If you were going through a #tutorial series, would you rather it avoid all hard/weird cases and rough edges, or would you rather be shown the hard stuff incrementally so you know how to handle it?
The #nix #documentation team is spinning up a tutorial series and I’m trying to decide what the best path forward looks like. #docs
@zmitchell https://documentation.divio.com/ might be helpful—there's two different goals that might be conflated here, what that model calls "tutorials" vs "howtos".
@itamarst @zmitchell Zach is helping the documentation team apply diataxis/divio, so it might help to drill down if you have hard-won insight from applying it?
I may be projecting, but I read Zach as asking where to aim between golden-path tutorials that risk under-preparing people for fairly common challenges and tutorials that explore something thorny enough to hit these challenges at the risk of intimidating some readers by showing more warts and dragging in more concepts?
@abathur @zmitchell AIUI, the goal for the tutorial part of the four quadrants is to just get people doing something as minimal as possible, just so they have a success. Which suggests trying to minimize edge cases you expose _unnecessarily_. So if it's "10% of people will hit this during initial install", yeah cover that, but if it's "10% of _packages_ will hit this" or "this is Python-specific" or whatever, you don't cover that in a tutorial, you cover that in a howto.
Put another way—
@abathur @zmitchell —I would try to limit it to practical tasks everyone (or almost everyone) would do. And if there are a lot of those tasks that are fundamental, try to do them iteratively. I.e. you structure it so you can stop at any point, as opposed to having digressions mid-way.
This isn't great:
1. Let's to do task A.
2. But that involves some Details, so let's dive into that!

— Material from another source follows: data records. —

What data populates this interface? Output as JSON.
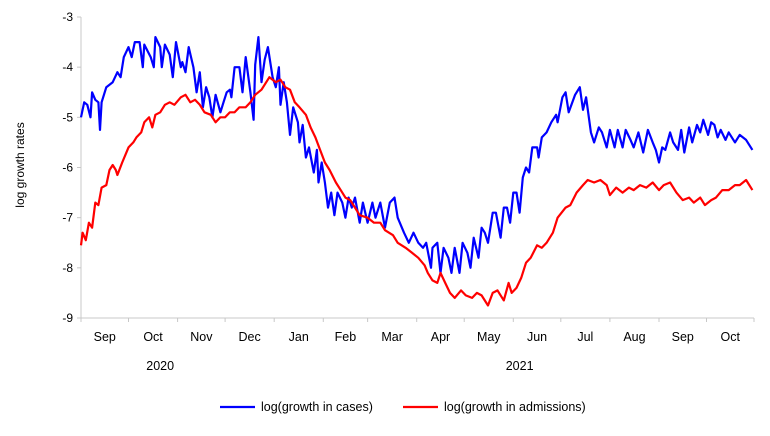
{
  "chart_data": {
    "type": "line",
    "title": "",
    "xlabel": "",
    "ylabel": "log growth rates",
    "ylim": [
      -9,
      -3
    ],
    "yticks": [
      "-3",
      "-4",
      "-5",
      "-6",
      "-7",
      "-8",
      "-9"
    ],
    "x_units": "days since 2020-09-01",
    "xlim": [
      0,
      425
    ],
    "month_ticks": [
      0,
      30,
      61,
      91,
      122,
      153,
      181,
      212,
      242,
      273,
      303,
      334,
      365,
      395,
      425
    ],
    "month_labels": [
      "Sep",
      "Oct",
      "Nov",
      "Dec",
      "Jan",
      "Feb",
      "Mar",
      "Apr",
      "May",
      "Jun",
      "Jul",
      "Aug",
      "Sep",
      "Oct"
    ],
    "year_labels": [
      {
        "label": "2020",
        "center_day": 50
      },
      {
        "label": "2021",
        "center_day": 277
      }
    ],
    "legend_position": "bottom",
    "grid": false,
    "series": [
      {
        "name": "log(growth in cases)",
        "color": "#0000ff",
        "points": [
          [
            0,
            -5.0
          ],
          [
            2,
            -4.7
          ],
          [
            4,
            -4.75
          ],
          [
            6,
            -5.0
          ],
          [
            7,
            -4.5
          ],
          [
            9,
            -4.65
          ],
          [
            11,
            -4.7
          ],
          [
            12,
            -5.25
          ],
          [
            13,
            -4.7
          ],
          [
            16,
            -4.4
          ],
          [
            20,
            -4.3
          ],
          [
            23,
            -4.1
          ],
          [
            25,
            -4.2
          ],
          [
            27,
            -3.8
          ],
          [
            30,
            -3.6
          ],
          [
            32,
            -3.8
          ],
          [
            34,
            -3.5
          ],
          [
            37,
            -3.5
          ],
          [
            39,
            -4.0
          ],
          [
            40,
            -3.55
          ],
          [
            44,
            -3.8
          ],
          [
            46,
            -4.0
          ],
          [
            47,
            -3.4
          ],
          [
            50,
            -3.6
          ],
          [
            51,
            -4.0
          ],
          [
            53,
            -3.55
          ],
          [
            56,
            -3.75
          ],
          [
            58,
            -4.2
          ],
          [
            60,
            -3.5
          ],
          [
            63,
            -4.0
          ],
          [
            64,
            -3.9
          ],
          [
            66,
            -4.1
          ],
          [
            68,
            -3.6
          ],
          [
            71,
            -4.0
          ],
          [
            73,
            -4.5
          ],
          [
            75,
            -4.1
          ],
          [
            77,
            -4.8
          ],
          [
            79,
            -4.4
          ],
          [
            81,
            -4.6
          ],
          [
            83,
            -5.0
          ],
          [
            85,
            -4.55
          ],
          [
            88,
            -4.9
          ],
          [
            90,
            -4.7
          ],
          [
            92,
            -4.5
          ],
          [
            94,
            -4.45
          ],
          [
            95,
            -4.6
          ],
          [
            97,
            -4.0
          ],
          [
            100,
            -4.0
          ],
          [
            102,
            -4.5
          ],
          [
            104,
            -3.8
          ],
          [
            107,
            -4.5
          ],
          [
            109,
            -5.05
          ],
          [
            110,
            -3.95
          ],
          [
            112,
            -3.4
          ],
          [
            114,
            -4.3
          ],
          [
            116,
            -3.85
          ],
          [
            118,
            -3.6
          ],
          [
            121,
            -4.2
          ],
          [
            123,
            -4.4
          ],
          [
            125,
            -4.0
          ],
          [
            126,
            -4.75
          ],
          [
            128,
            -4.3
          ],
          [
            130,
            -4.7
          ],
          [
            132,
            -5.35
          ],
          [
            134,
            -4.8
          ],
          [
            137,
            -5.1
          ],
          [
            138,
            -5.5
          ],
          [
            140,
            -5.15
          ],
          [
            142,
            -5.8
          ],
          [
            144,
            -5.6
          ],
          [
            147,
            -6.1
          ],
          [
            149,
            -5.65
          ],
          [
            150,
            -6.3
          ],
          [
            152,
            -5.9
          ],
          [
            154,
            -6.3
          ],
          [
            156,
            -6.8
          ],
          [
            158,
            -6.5
          ],
          [
            160,
            -6.95
          ],
          [
            162,
            -6.5
          ],
          [
            165,
            -6.7
          ],
          [
            167,
            -7.0
          ],
          [
            169,
            -6.6
          ],
          [
            171,
            -6.8
          ],
          [
            173,
            -6.6
          ],
          [
            176,
            -7.1
          ],
          [
            178,
            -6.7
          ],
          [
            181,
            -7.1
          ],
          [
            184,
            -6.7
          ],
          [
            186,
            -7.0
          ],
          [
            189,
            -6.7
          ],
          [
            192,
            -7.2
          ],
          [
            195,
            -6.7
          ],
          [
            198,
            -6.6
          ],
          [
            200,
            -7.0
          ],
          [
            204,
            -7.3
          ],
          [
            207,
            -7.5
          ],
          [
            210,
            -7.3
          ],
          [
            213,
            -7.5
          ],
          [
            216,
            -7.6
          ],
          [
            218,
            -7.5
          ],
          [
            221,
            -8.0
          ],
          [
            222,
            -7.6
          ],
          [
            225,
            -7.5
          ],
          [
            227,
            -8.1
          ],
          [
            229,
            -7.6
          ],
          [
            232,
            -7.8
          ],
          [
            234,
            -8.1
          ],
          [
            236,
            -7.6
          ],
          [
            239,
            -8.1
          ],
          [
            241,
            -7.5
          ],
          [
            244,
            -7.7
          ],
          [
            246,
            -8.0
          ],
          [
            248,
            -7.4
          ],
          [
            251,
            -7.8
          ],
          [
            253,
            -7.2
          ],
          [
            255,
            -7.3
          ],
          [
            257,
            -7.5
          ],
          [
            260,
            -6.9
          ],
          [
            262,
            -6.9
          ],
          [
            265,
            -7.4
          ],
          [
            267,
            -6.8
          ],
          [
            269,
            -6.8
          ],
          [
            271,
            -7.1
          ],
          [
            273,
            -6.5
          ],
          [
            275,
            -6.5
          ],
          [
            277,
            -6.9
          ],
          [
            279,
            -6.2
          ],
          [
            281,
            -6.0
          ],
          [
            283,
            -6.1
          ],
          [
            285,
            -5.6
          ],
          [
            288,
            -5.6
          ],
          [
            289,
            -5.8
          ],
          [
            291,
            -5.4
          ],
          [
            294,
            -5.3
          ],
          [
            297,
            -5.1
          ],
          [
            300,
            -4.95
          ],
          [
            301,
            -5.1
          ],
          [
            304,
            -4.6
          ],
          [
            306,
            -4.5
          ],
          [
            308,
            -4.9
          ],
          [
            312,
            -4.55
          ],
          [
            315,
            -4.4
          ],
          [
            317,
            -4.85
          ],
          [
            319,
            -4.6
          ],
          [
            322,
            -5.3
          ],
          [
            324,
            -5.5
          ],
          [
            327,
            -5.2
          ],
          [
            329,
            -5.3
          ],
          [
            332,
            -5.6
          ],
          [
            334,
            -5.25
          ],
          [
            337,
            -5.6
          ],
          [
            339,
            -5.25
          ],
          [
            342,
            -5.6
          ],
          [
            344,
            -5.25
          ],
          [
            347,
            -5.45
          ],
          [
            349,
            -5.6
          ],
          [
            352,
            -5.3
          ],
          [
            355,
            -5.7
          ],
          [
            358,
            -5.25
          ],
          [
            361,
            -5.5
          ],
          [
            363,
            -5.65
          ],
          [
            365,
            -5.9
          ],
          [
            367,
            -5.6
          ],
          [
            369,
            -5.65
          ],
          [
            372,
            -5.3
          ],
          [
            374,
            -5.5
          ],
          [
            377,
            -5.65
          ],
          [
            379,
            -5.25
          ],
          [
            381,
            -5.7
          ],
          [
            384,
            -5.2
          ],
          [
            386,
            -5.5
          ],
          [
            389,
            -5.15
          ],
          [
            391,
            -5.3
          ],
          [
            393,
            -5.05
          ],
          [
            396,
            -5.35
          ],
          [
            398,
            -5.1
          ],
          [
            400,
            -5.15
          ],
          [
            402,
            -5.4
          ],
          [
            404,
            -5.25
          ],
          [
            407,
            -5.45
          ],
          [
            409,
            -5.3
          ],
          [
            413,
            -5.5
          ],
          [
            416,
            -5.35
          ],
          [
            420,
            -5.45
          ],
          [
            424,
            -5.65
          ]
        ]
      },
      {
        "name": "log(growth in admissions)",
        "color": "#ff0000",
        "points": [
          [
            0,
            -7.55
          ],
          [
            1,
            -7.3
          ],
          [
            3,
            -7.45
          ],
          [
            5,
            -7.1
          ],
          [
            7,
            -7.2
          ],
          [
            9,
            -6.7
          ],
          [
            11,
            -6.75
          ],
          [
            13,
            -6.4
          ],
          [
            16,
            -6.35
          ],
          [
            18,
            -6.05
          ],
          [
            20,
            -5.95
          ],
          [
            22,
            -6.05
          ],
          [
            23,
            -6.15
          ],
          [
            26,
            -5.9
          ],
          [
            30,
            -5.6
          ],
          [
            33,
            -5.5
          ],
          [
            35,
            -5.4
          ],
          [
            38,
            -5.3
          ],
          [
            40,
            -5.1
          ],
          [
            43,
            -5.0
          ],
          [
            45,
            -5.2
          ],
          [
            47,
            -4.95
          ],
          [
            50,
            -4.9
          ],
          [
            53,
            -4.75
          ],
          [
            56,
            -4.7
          ],
          [
            59,
            -4.75
          ],
          [
            63,
            -4.6
          ],
          [
            66,
            -4.55
          ],
          [
            69,
            -4.7
          ],
          [
            72,
            -4.65
          ],
          [
            75,
            -4.75
          ],
          [
            78,
            -4.9
          ],
          [
            82,
            -4.95
          ],
          [
            85,
            -5.1
          ],
          [
            88,
            -5.0
          ],
          [
            91,
            -5.0
          ],
          [
            94,
            -4.9
          ],
          [
            97,
            -4.9
          ],
          [
            100,
            -4.8
          ],
          [
            104,
            -4.8
          ],
          [
            107,
            -4.7
          ],
          [
            110,
            -4.55
          ],
          [
            114,
            -4.45
          ],
          [
            119,
            -4.2
          ],
          [
            123,
            -4.3
          ],
          [
            126,
            -4.25
          ],
          [
            129,
            -4.4
          ],
          [
            132,
            -4.45
          ],
          [
            135,
            -4.7
          ],
          [
            138,
            -4.8
          ],
          [
            142,
            -4.95
          ],
          [
            145,
            -5.2
          ],
          [
            148,
            -5.4
          ],
          [
            151,
            -5.65
          ],
          [
            154,
            -5.9
          ],
          [
            157,
            -6.05
          ],
          [
            161,
            -6.3
          ],
          [
            164,
            -6.45
          ],
          [
            167,
            -6.6
          ],
          [
            170,
            -6.65
          ],
          [
            173,
            -6.8
          ],
          [
            176,
            -6.95
          ],
          [
            181,
            -7.0
          ],
          [
            185,
            -7.1
          ],
          [
            189,
            -7.1
          ],
          [
            192,
            -7.25
          ],
          [
            197,
            -7.35
          ],
          [
            200,
            -7.5
          ],
          [
            205,
            -7.6
          ],
          [
            209,
            -7.7
          ],
          [
            213,
            -7.8
          ],
          [
            217,
            -7.95
          ],
          [
            219,
            -8.1
          ],
          [
            222,
            -8.25
          ],
          [
            225,
            -8.3
          ],
          [
            227,
            -8.1
          ],
          [
            230,
            -8.3
          ],
          [
            233,
            -8.5
          ],
          [
            236,
            -8.6
          ],
          [
            240,
            -8.45
          ],
          [
            243,
            -8.55
          ],
          [
            247,
            -8.6
          ],
          [
            250,
            -8.5
          ],
          [
            253,
            -8.55
          ],
          [
            257,
            -8.75
          ],
          [
            260,
            -8.5
          ],
          [
            263,
            -8.45
          ],
          [
            267,
            -8.65
          ],
          [
            270,
            -8.3
          ],
          [
            272,
            -8.5
          ],
          [
            275,
            -8.4
          ],
          [
            278,
            -8.2
          ],
          [
            281,
            -7.9
          ],
          [
            284,
            -7.8
          ],
          [
            288,
            -7.55
          ],
          [
            291,
            -7.6
          ],
          [
            294,
            -7.5
          ],
          [
            298,
            -7.3
          ],
          [
            301,
            -7.0
          ],
          [
            306,
            -6.8
          ],
          [
            309,
            -6.75
          ],
          [
            313,
            -6.5
          ],
          [
            317,
            -6.35
          ],
          [
            320,
            -6.25
          ],
          [
            324,
            -6.3
          ],
          [
            328,
            -6.25
          ],
          [
            332,
            -6.35
          ],
          [
            334,
            -6.55
          ],
          [
            338,
            -6.4
          ],
          [
            342,
            -6.5
          ],
          [
            346,
            -6.4
          ],
          [
            349,
            -6.45
          ],
          [
            353,
            -6.35
          ],
          [
            357,
            -6.4
          ],
          [
            361,
            -6.3
          ],
          [
            365,
            -6.45
          ],
          [
            368,
            -6.35
          ],
          [
            372,
            -6.3
          ],
          [
            376,
            -6.5
          ],
          [
            380,
            -6.65
          ],
          [
            384,
            -6.6
          ],
          [
            387,
            -6.7
          ],
          [
            391,
            -6.6
          ],
          [
            394,
            -6.75
          ],
          [
            398,
            -6.65
          ],
          [
            401,
            -6.6
          ],
          [
            405,
            -6.45
          ],
          [
            409,
            -6.45
          ],
          [
            413,
            -6.35
          ],
          [
            416,
            -6.35
          ],
          [
            420,
            -6.25
          ],
          [
            424,
            -6.45
          ]
        ]
      }
    ]
  }
}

3. We need to do B in order to succeed with A, so let's dive into that.
4. Now that we're done with B, let's get back to A.
5. OK we're done with A.
This is better:
1. Let's do very simple task A.
2. Now that we've done task A, let's try a more complex task B that builds on what we've learned but adds a new concept.
3. Now we'll do C, that builds on A and B.

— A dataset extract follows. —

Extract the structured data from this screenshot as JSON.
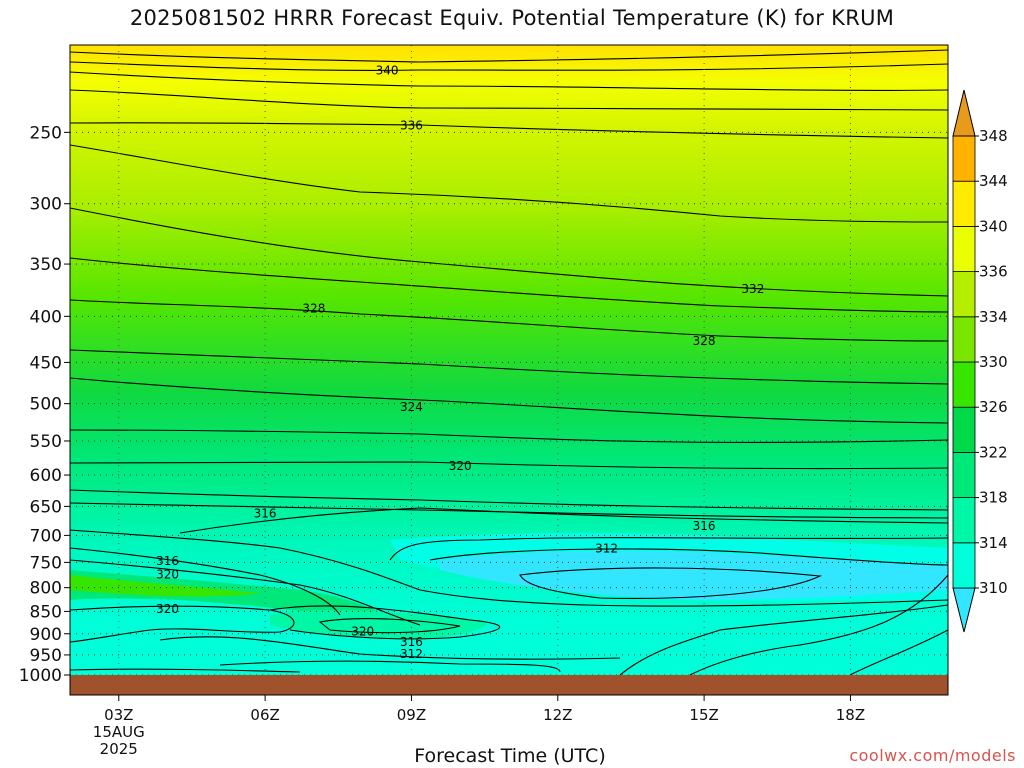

@abathur @zmitchell As a complete beginner I want to know why I should bother spending any time on this at all (is it useful? is it too difficult to learn? will it take me weeks to get any benefit?) and then I want to know enough to go play with it and be able to make sense of the rest of the docs.
So question is not "keep it simple" vs "show hard stuff", it's "is the hard thing relevant to user's current goal in their learning journey".
@abathur @zmitchell A helpful approach to avoid adding unnecessary content is backwards design (https://cdh.carpentries.org/guiding-principles.html#backward-design).
Start with the task you want to the user to achieve, work backwards to what they have to learn to achieve that task, and only cover that and no more (you can always link to extra resources elsewhere in docs).
@abathur @zmitchell The Carpentries Curriculum Development Handbook is in general quite useful: https://cdh.carpentries.org/
It's a step-by-step process that should work well for tutorials.
@zmitchell @itamarst @abathur It's because we don't properly explain capabilities and least-security principles to developers. The Nix store is somewhat capability-oriented and definitely contains a content-addressed substore.
I half-agree with you. Nix should always make sense; users should be able to conceptualize what the Nix daemon does to the store.